By Scott Lanman
Dec. 17 (Bloomberg) -- Federal Reserve officials declared financial markets healthy enough to remove most emergency aid without going as far on their support for the U.S. economy.
The Fed, after concluding a two-day meeting yesterday, said most of its lending programs would expire as scheduled Feb. 1 because of “improvements in the functioning of financial markets.” Policy makers said the labor market is stabilizing yet kept a pledge to keep interest rates “exceptionally low” for an “extended period.”
The statement reinforced economists’ forecasts that the Fed will wait from six months to a year before raising borrowing costs. By confirming plans to end its aid to bond dealers, short-term debt markets and money-market mutual funds, the Fed signaled it sees a waning in the “unusual and exigent” conditions that prompted creation of the programs in 2008.
“The nastiness of the storm has dissipated,” said Paul Ballew, a former Fed economist who’s now a senior vice president at Nationwide Mutual Insurance Co. in Columbus, Ohio. “Concern about the financial market has passed, but they’re looking at weak labor markets and sluggishness in the real economy.”
The Fed’s Open Market Committee, in a unanimous decision, left its target for the benchmark interest rate unchanged in a range of zero to 0.25 percent. The central bank cut the rate on overnight interbank loans to that level a year ago.
The Senate Banking Committee is scheduled to vote today on recommending Fed Chairman Ben S. Bernanke’s nomination for a second term to the full Senate for approval. The panel meets at 9:30 a.m. in Washington. While a majority have said they will probably support Bernanke, some lawmakers fault his handling of the financial crisis and plan to oppose his reappointment.
Stocks Rally
Stocks have rallied as low interest rates have caused investors to seek higher returns. The Standard and Poor’s 500 Index is up 23 percent this year. The Fed’s purchases of $1 trillion in mortgage-backed securities helped push the average rate on a 30-year fixed-rate home loan to 4.71 percent in the week ending Dec. 3, the lowest since mortgage buyer Freddie Mac of McLean, Virginia, began keeping records in 1971.
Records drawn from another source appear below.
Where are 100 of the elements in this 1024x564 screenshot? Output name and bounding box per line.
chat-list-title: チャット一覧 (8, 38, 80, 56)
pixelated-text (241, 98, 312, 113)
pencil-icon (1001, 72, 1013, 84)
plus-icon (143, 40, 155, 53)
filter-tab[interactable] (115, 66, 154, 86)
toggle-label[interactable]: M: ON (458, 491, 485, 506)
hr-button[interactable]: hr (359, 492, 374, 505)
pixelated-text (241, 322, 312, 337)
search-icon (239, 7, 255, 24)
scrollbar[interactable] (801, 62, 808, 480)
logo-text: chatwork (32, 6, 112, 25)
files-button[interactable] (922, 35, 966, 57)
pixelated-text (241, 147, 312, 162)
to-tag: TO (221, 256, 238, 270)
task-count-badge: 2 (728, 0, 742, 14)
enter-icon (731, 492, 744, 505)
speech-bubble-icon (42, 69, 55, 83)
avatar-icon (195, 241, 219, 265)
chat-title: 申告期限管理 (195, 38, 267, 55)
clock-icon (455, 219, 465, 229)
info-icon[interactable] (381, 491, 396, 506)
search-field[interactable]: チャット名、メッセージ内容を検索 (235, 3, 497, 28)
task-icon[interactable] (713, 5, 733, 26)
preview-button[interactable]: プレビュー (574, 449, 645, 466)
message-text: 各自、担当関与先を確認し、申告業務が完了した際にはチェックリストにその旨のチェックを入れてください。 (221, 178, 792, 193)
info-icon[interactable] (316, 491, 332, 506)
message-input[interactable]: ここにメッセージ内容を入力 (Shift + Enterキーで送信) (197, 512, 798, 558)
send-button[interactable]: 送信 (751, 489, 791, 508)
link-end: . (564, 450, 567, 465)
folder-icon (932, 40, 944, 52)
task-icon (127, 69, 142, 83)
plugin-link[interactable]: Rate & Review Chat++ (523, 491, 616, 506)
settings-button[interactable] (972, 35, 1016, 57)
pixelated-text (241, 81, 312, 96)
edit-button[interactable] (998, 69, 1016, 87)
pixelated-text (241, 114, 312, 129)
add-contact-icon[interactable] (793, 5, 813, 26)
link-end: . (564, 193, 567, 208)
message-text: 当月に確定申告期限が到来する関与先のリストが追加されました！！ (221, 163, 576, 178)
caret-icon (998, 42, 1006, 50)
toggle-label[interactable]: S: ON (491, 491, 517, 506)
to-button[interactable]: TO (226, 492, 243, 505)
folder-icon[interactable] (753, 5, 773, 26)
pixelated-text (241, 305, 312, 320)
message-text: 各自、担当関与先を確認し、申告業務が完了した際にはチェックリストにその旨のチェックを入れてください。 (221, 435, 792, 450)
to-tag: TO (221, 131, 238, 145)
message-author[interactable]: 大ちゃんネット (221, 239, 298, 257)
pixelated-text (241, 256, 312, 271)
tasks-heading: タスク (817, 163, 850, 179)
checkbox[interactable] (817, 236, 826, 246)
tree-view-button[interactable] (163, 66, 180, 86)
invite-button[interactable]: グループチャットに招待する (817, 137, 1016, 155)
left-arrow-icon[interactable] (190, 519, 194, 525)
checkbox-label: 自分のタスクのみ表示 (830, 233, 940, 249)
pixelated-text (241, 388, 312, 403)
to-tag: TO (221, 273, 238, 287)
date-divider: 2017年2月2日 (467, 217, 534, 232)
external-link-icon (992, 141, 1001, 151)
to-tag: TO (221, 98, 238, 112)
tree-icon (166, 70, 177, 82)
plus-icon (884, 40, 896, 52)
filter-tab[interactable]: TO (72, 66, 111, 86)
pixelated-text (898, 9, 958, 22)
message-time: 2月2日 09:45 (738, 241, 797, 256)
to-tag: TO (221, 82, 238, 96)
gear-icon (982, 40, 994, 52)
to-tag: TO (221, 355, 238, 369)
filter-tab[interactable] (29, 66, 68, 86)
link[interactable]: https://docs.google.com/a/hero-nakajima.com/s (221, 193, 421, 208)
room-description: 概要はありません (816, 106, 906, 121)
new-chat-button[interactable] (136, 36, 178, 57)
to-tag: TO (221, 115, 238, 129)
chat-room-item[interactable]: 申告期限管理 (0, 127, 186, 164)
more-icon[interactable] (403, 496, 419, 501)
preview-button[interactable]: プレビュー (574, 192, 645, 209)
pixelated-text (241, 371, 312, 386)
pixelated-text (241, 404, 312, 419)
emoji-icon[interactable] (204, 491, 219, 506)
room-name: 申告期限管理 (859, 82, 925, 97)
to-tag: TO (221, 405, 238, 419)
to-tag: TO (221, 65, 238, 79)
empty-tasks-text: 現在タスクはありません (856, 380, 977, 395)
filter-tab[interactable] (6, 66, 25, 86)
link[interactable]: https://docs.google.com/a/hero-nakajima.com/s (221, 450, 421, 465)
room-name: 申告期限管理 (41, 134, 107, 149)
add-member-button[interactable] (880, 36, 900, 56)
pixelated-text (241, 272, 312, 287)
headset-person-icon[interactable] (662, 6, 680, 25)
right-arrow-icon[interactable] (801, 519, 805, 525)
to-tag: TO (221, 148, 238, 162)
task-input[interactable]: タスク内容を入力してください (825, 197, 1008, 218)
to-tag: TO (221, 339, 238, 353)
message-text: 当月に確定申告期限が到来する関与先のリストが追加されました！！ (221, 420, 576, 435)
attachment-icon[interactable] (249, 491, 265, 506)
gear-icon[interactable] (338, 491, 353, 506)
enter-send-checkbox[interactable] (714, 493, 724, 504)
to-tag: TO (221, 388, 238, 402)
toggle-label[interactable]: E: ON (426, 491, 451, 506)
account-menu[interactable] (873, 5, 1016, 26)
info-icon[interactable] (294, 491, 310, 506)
The Libor-OIS spread, a gauge of banks’ willingness to lend, has narrowed to 0.10 percentage point, from a record 3.64 points in October 2008. The TED spread, the difference between what the Treasury and banks pay to borrow dollars for three months, has narrowed to 0.22 percentage point, from as high as 4.64 percentage points in October 2008.
Yesterday, the central bank retained its March deadline of completing the $1.25 trillion in mortgage-backed securities purchases and $175 billion of federal agency debt. Officials are gradually slowing the pace of purchases.
‘More Supportive’
Data since the FOMC’s last meeting Nov. 3-4 indicate that “economic activity has continued to pick up and that the deterioration in the labor market is abating,” the statement said. “Financial market conditions have become more supportive of economic growth,” while the economy is “likely to remain weak for a time,” policy makers said.
“They upgraded the growth outlook a bit,” said James O’Sullivan, chief economist at MF Global Ltd. in New York. “Officials are signaling more optimism on growth and more confidence in a sustained recovery. They are not ready to signal an imminent rate hike yet.”
Central bankers omitted a sentence from previous statements saying the Fed will “employ a wide range of tools” to promote growth and stable prices, and another saying the Fed is “monitoring the size and composition of its balance sheet.”
Dollar Loans
The Fed said it would end four emergency-lending programs as scheduled Feb. 1, keeping a deadline set in June, and work with foreign central banks to close currency swaps that provided dollar loans to banks outside the U.S.
The programs include aid to money-market funds, which began in September 2008 after the failure of Lehman Brothers Holdings Inc.; a backstop to the market for commercial paper, or short- term debt issued by corporations, which started in October 2008; and two plans backing bond dealers, which began in March 2008.
The total balances of the assistance plans dropped to $30.5 billion as of Dec. 9 from $1.17 trillion a year earlier.
“By allowing these programs to expire, the Fed no longer thinks we’re in unusual and exigent circumstances, although we are in circumstances that still require zero percent interest rates for an extended period,” said John Ryding, founder and chief economist at RDQ Economics LLC in New York and a former Fed researcher.
Employers cut payrolls by 11,000 jobs in November, the fewest in 23 months, and the unemployment rate fell to 10 percent from 10.2 percent.
Bernanke said in a Dec. 7 speech that the economy still faces “formidable headwinds” in the form of tight credit and a weak labor market.
“The real test will be: Will the Fed really end mortgage- backed securities purchases by the end of the first quarter?” said John Silvia, chief economist at Wells Fargo Securities LLC in Charlotte, North Carolina. “It will cause mortgage rates to rise because the Fed is such a big buyer. A lot of builders and real estate agents are going to be screaming.”